Among those who signed up for the marathon was Bob Fields, who spent 12 years working with Brad and is now a Forest Service regional patrol captain in Oregon. He said that running the race as a group helped those who were close to Brad begin the healing process, although he said life without their friend will never be easy.
“It still hurts,” he said. “I don’t think I’ll ever get over losing Brad.”

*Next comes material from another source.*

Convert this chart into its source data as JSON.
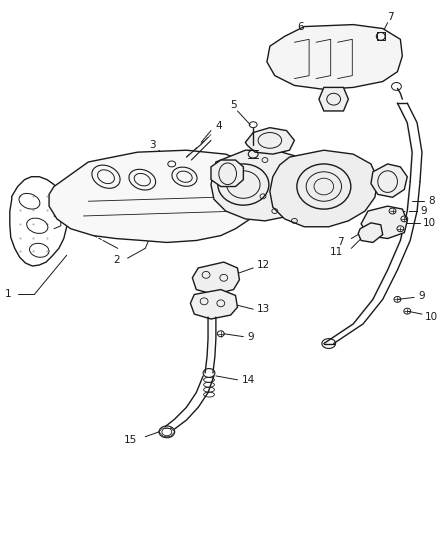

Missoula was Somer’s 33rd marathon, but unlike past runs, she wasn’t aiming for a personal best. Her goal was to run with the people who loved her late husband, as a memorial to his infectious spirit and optimism.
“It’s amazing that all of these people who loved Brad have come together like this,” she said. “It’s almost magical.”
This story was published in the July 12, 2017 edition of the Flathead Beacon.